Now how does this happen? I used to see this sometimes in my Drosophila flies, and we’ve long known how a half-male, half-female fly forms. In flies the sex is determined by the ratio of X chromosome to autosomes. Flies, like all diploid species, have two copies of every autosome. If you also have two X chromosomes, you’re a female because the ratio of autosomes to Xs is 1:1. If you have one X chromosome and one Y chromosome, your ratio is 2:1 and you’re male. The Y doesn’t matter here: if you lose a Y chromosome, and hence are XO, you still look like a male, although you’re sterile (the Y carries genes for making sperm).

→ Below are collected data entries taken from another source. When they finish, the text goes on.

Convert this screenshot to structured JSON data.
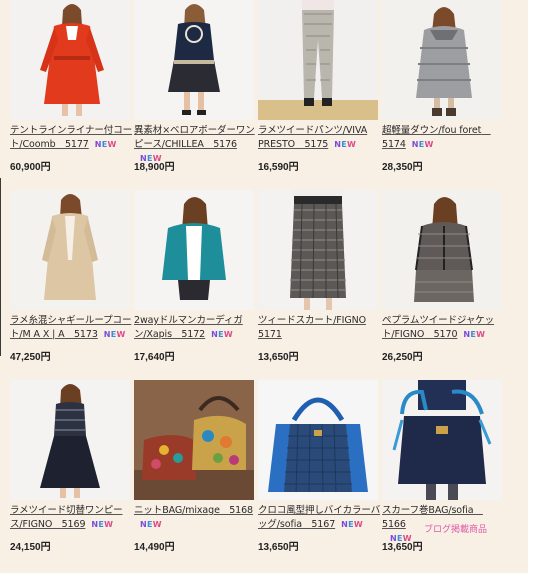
{
  "badge_text": "NEW",
  "colors": {
    "background": "#f8efe5",
    "link_text": "#2a2a2a",
    "new_badge": "#6a52c4",
    "blog_note": "#e05aa7"
  },
  "products": [
    {
      "title": "テントラインライナー付コート/Coomb　5177",
      "price": "60,900円",
      "has_new": true,
      "image": "red-coat"
    },
    {
      "title": "異素材×ベロアボーダーワンピース/CHILLEA　5176",
      "price": "18,900円",
      "has_new": true,
      "image": "navy-velour-dress"
    },
    {
      "title": "ラメツイードパンツ/VIVA PRESTO　5175",
      "price": "16,590円",
      "has_new": true,
      "image": "tweed-pants"
    },
    {
      "title": "超軽量ダウン/fou foret　5174",
      "price": "28,350円",
      "has_new": true,
      "image": "grey-down-coat"
    },
    {
      "title": "ラメ糸混シャギーループコート/M A X | A　5173",
      "price": "47,250円",
      "has_new": true,
      "image": "beige-coat"
    },
    {
      "title": "2wayドルマンカーディガン/Xapis　5172",
      "price": "17,640円",
      "has_new": true,
      "image": "teal-cardigan"
    },
    {
      "title": "ツィードスカート/FIGNO 5171",
      "price": "13,650円",
      "has_new": false,
      "image": "tweed-skirt"
    },
    {
      "title": "ペプラムツイードジャケット/FIGNO　5170",
      "price": "26,250円",
      "has_new": true,
      "image": "tweed-jacket"
    },
    {
      "title": "ラメツイード切替ワンピース/FIGNO　5169",
      "price": "24,150円",
      "has_new": true,
      "image": "tweed-dress"
    },
    {
      "title": "ニットBAG/mixage　5168",
      "price": "14,490円",
      "has_new": true,
      "image": "knit-bag"
    },
    {
      "title": "クロコ風型押しバイカラーバッグ/sofia　5167",
      "price": "13,650円",
      "has_new": true,
      "image": "blue-croc-bag"
    },
    {
      "title": "スカーフ巻BAG/sofia　5166",
      "price": "13,650円",
      "has_new": true,
      "blog_note": "ブログ掲載商品",
      "image": "navy-scarf-bag"
    }
  ]
}
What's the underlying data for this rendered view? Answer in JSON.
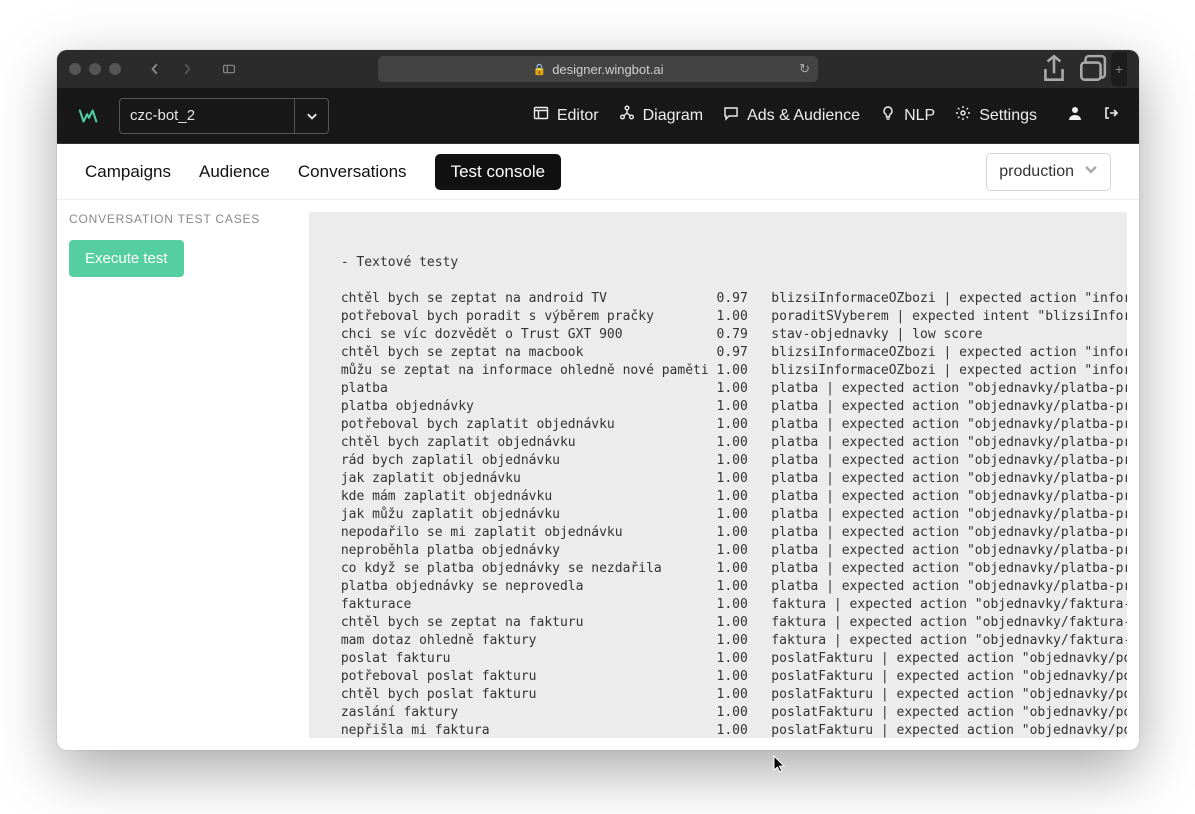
{
  "browser": {
    "address": "designer.wingbot.ai"
  },
  "app": {
    "logo_letter": "w",
    "bot_name": "czc-bot_2",
    "menu": {
      "editor": "Editor",
      "diagram": "Diagram",
      "ads": "Ads & Audience",
      "nlp": "NLP",
      "settings": "Settings"
    }
  },
  "tabs": {
    "campaigns": "Campaigns",
    "audience": "Audience",
    "conversations": "Conversations",
    "test_console": "Test console",
    "environment": "production"
  },
  "sidebar": {
    "title": "CONVERSATION TEST CASES",
    "execute_label": "Execute test"
  },
  "test_output": {
    "header": "- Textové testy",
    "rows": [
      {
        "text": "chtěl bych se zeptat na android TV",
        "score": "0.97",
        "result": "blizsiInformaceOZbozi | expected action \"informace-o-zb"
      },
      {
        "text": "potřeboval bych poradit s výběrem pračky",
        "score": "1.00",
        "result": "poraditSVyberem | expected intent \"blizsiInformaceOZboz"
      },
      {
        "text": "chci se víc dozvědět o Trust GXT 900",
        "score": "0.79",
        "result": "stav-objednavky | low score"
      },
      {
        "text": "chtěl bych se zeptat na macbook",
        "score": "0.97",
        "result": "blizsiInformaceOZbozi | expected action \"informace-o-zb"
      },
      {
        "text": "můžu se zeptat na informace ohledně nové paměti",
        "score": "1.00",
        "result": "blizsiInformaceOZbozi | expected action \"informace-o-zb"
      },
      {
        "text": "platba",
        "score": "1.00",
        "result": "platba | expected action \"objednavky/platba-prihlasen-n"
      },
      {
        "text": "platba objednávky",
        "score": "1.00",
        "result": "platba | expected action \"objednavky/platba-prihlasen-n"
      },
      {
        "text": "potřeboval bych zaplatit objednávku",
        "score": "1.00",
        "result": "platba | expected action \"objednavky/platba-prihlasen-n"
      },
      {
        "text": "chtěl bych zaplatit objednávku",
        "score": "1.00",
        "result": "platba | expected action \"objednavky/platba-prihlasen-n"
      },
      {
        "text": "rád bych zaplatil objednávku",
        "score": "1.00",
        "result": "platba | expected action \"objednavky/platba-prihlasen-n"
      },
      {
        "text": "jak zaplatit objednávku",
        "score": "1.00",
        "result": "platba | expected action \"objednavky/platba-prihlasen-n"
      },
      {
        "text": "kde mám zaplatit objednávku",
        "score": "1.00",
        "result": "platba | expected action \"objednavky/platba-prihlasen-n"
      },
      {
        "text": "jak můžu zaplatit objednávku",
        "score": "1.00",
        "result": "platba | expected action \"objednavky/platba-prihlasen-n"
      },
      {
        "text": "nepodařilo se mi zaplatit objednávku",
        "score": "1.00",
        "result": "platba | expected action \"objednavky/platba-prihlasen-n"
      },
      {
        "text": "neproběhla platba objednávky",
        "score": "1.00",
        "result": "platba | expected action \"objednavky/platba-prihlasen-n"
      },
      {
        "text": "co když se platba objednávky se nezdařila",
        "score": "1.00",
        "result": "platba | expected action \"objednavky/platba-prihlasen-n"
      },
      {
        "text": "platba objednávky se neprovedla",
        "score": "1.00",
        "result": "platba | expected action \"objednavky/platba-prihlasen-n"
      },
      {
        "text": "fakturace",
        "score": "1.00",
        "result": "faktura | expected action \"objednavky/faktura-neprihlas"
      },
      {
        "text": "chtěl bych se zeptat na fakturu",
        "score": "1.00",
        "result": "faktura | expected action \"objednavky/faktura-neprihlas"
      },
      {
        "text": "mam dotaz ohledně faktury",
        "score": "1.00",
        "result": "faktura | expected action \"objednavky/faktura-neprihlas"
      },
      {
        "text": "poslat fakturu",
        "score": "1.00",
        "result": "poslatFakturu | expected action \"objednavky/poslat-fakt"
      },
      {
        "text": "potřeboval poslat fakturu",
        "score": "1.00",
        "result": "poslatFakturu | expected action \"objednavky/poslat-fakt"
      },
      {
        "text": "chtěl bych poslat fakturu",
        "score": "1.00",
        "result": "poslatFakturu | expected action \"objednavky/poslat-fakt"
      },
      {
        "text": "zaslání faktury",
        "score": "1.00",
        "result": "poslatFakturu | expected action \"objednavky/poslat-fakt"
      },
      {
        "text": "nepřišla mi faktura",
        "score": "1.00",
        "result": "poslatFakturu | expected action \"objednavky/poslat-fakt"
      }
    ]
  }
}
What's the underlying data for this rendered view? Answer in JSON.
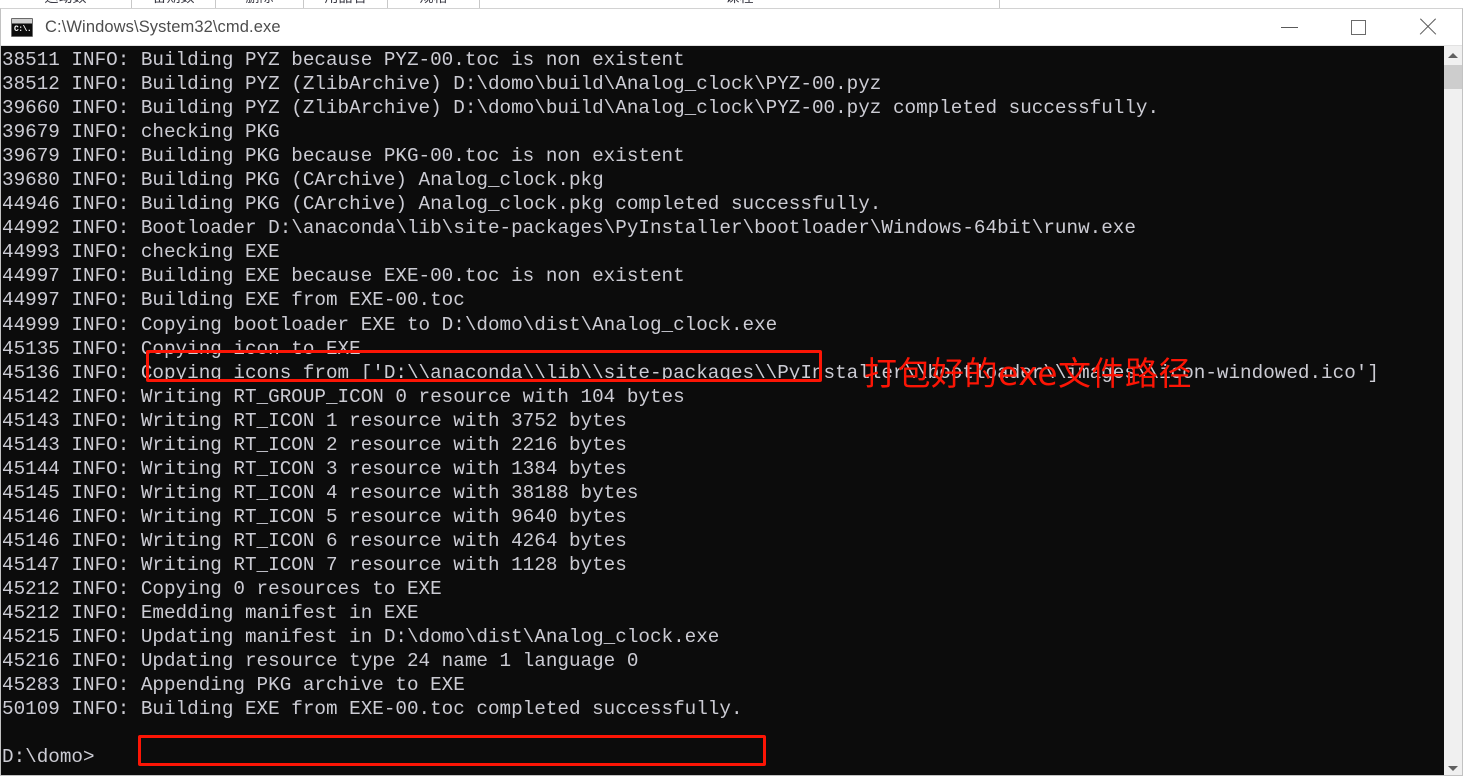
{
  "background_strip": {
    "cells": [
      "运动数",
      "备期数",
      "删除",
      "用品名",
      "规格",
      "课程"
    ]
  },
  "window": {
    "title": "C:\\Windows\\System32\\cmd.exe",
    "icon_name": "cmd-console-icon",
    "icon_text": "C:\\.",
    "controls": {
      "minimize_label": "Minimize",
      "maximize_label": "Maximize",
      "close_label": "Close"
    }
  },
  "console": {
    "background_color": "#0c0c0c",
    "text_color": "#ccccd4",
    "lines": [
      "38511 INFO: Building PYZ because PYZ-00.toc is non existent",
      "38512 INFO: Building PYZ (ZlibArchive) D:\\domo\\build\\Analog_clock\\PYZ-00.pyz",
      "39660 INFO: Building PYZ (ZlibArchive) D:\\domo\\build\\Analog_clock\\PYZ-00.pyz completed successfully.",
      "39679 INFO: checking PKG",
      "39679 INFO: Building PKG because PKG-00.toc is non existent",
      "39680 INFO: Building PKG (CArchive) Analog_clock.pkg",
      "44946 INFO: Building PKG (CArchive) Analog_clock.pkg completed successfully.",
      "44992 INFO: Bootloader D:\\anaconda\\lib\\site-packages\\PyInstaller\\bootloader\\Windows-64bit\\runw.exe",
      "44993 INFO: checking EXE",
      "44997 INFO: Building EXE because EXE-00.toc is non existent",
      "44997 INFO: Building EXE from EXE-00.toc",
      "44999 INFO: Copying bootloader EXE to D:\\domo\\dist\\Analog_clock.exe",
      "45135 INFO: Copying icon to EXE",
      "45136 INFO: Copying icons from ['D:\\\\anaconda\\\\lib\\\\site-packages\\\\PyInstaller\\\\bootloader\\\\images\\\\icon-windowed.ico']",
      "45142 INFO: Writing RT_GROUP_ICON 0 resource with 104 bytes",
      "45143 INFO: Writing RT_ICON 1 resource with 3752 bytes",
      "45143 INFO: Writing RT_ICON 2 resource with 2216 bytes",
      "45144 INFO: Writing RT_ICON 3 resource with 1384 bytes",
      "45145 INFO: Writing RT_ICON 4 resource with 38188 bytes",
      "45146 INFO: Writing RT_ICON 5 resource with 9640 bytes",
      "45146 INFO: Writing RT_ICON 6 resource with 4264 bytes",
      "45147 INFO: Writing RT_ICON 7 resource with 1128 bytes",
      "45212 INFO: Copying 0 resources to EXE",
      "45212 INFO: Emedding manifest in EXE",
      "45215 INFO: Updating manifest in D:\\domo\\dist\\Analog_clock.exe",
      "45216 INFO: Updating resource type 24 name 1 language 0",
      "45283 INFO: Appending PKG archive to EXE",
      "50109 INFO: Building EXE from EXE-00.toc completed successfully.",
      "",
      "D:\\domo>"
    ]
  },
  "annotations": {
    "highlight_color": "#fc1505",
    "boxes": [
      {
        "label": "exe-output-path-highlight"
      },
      {
        "label": "build-success-highlight"
      }
    ],
    "note_text": "打包好的exe文件路径"
  },
  "scrollbar": {
    "up_arrow": "▲",
    "down_arrow": "▼"
  }
}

So to get gynandromorphs in flies, all that has to happen is that one X chromosome gets lost in one cell when the initial cell in a female (XX) zygotes divides in two. One half of the fly then becomes XX, the other XO, and the fly is split neatly down the middle, looking like the one below. But gynandromorphs don’t have to be “half and halfs”. X chromosomes can get lost at almost any stage at development, so flies can be a quarter male, have irregular patches of maleness, have just a few male cells, or even a male patch as small as a single bristle.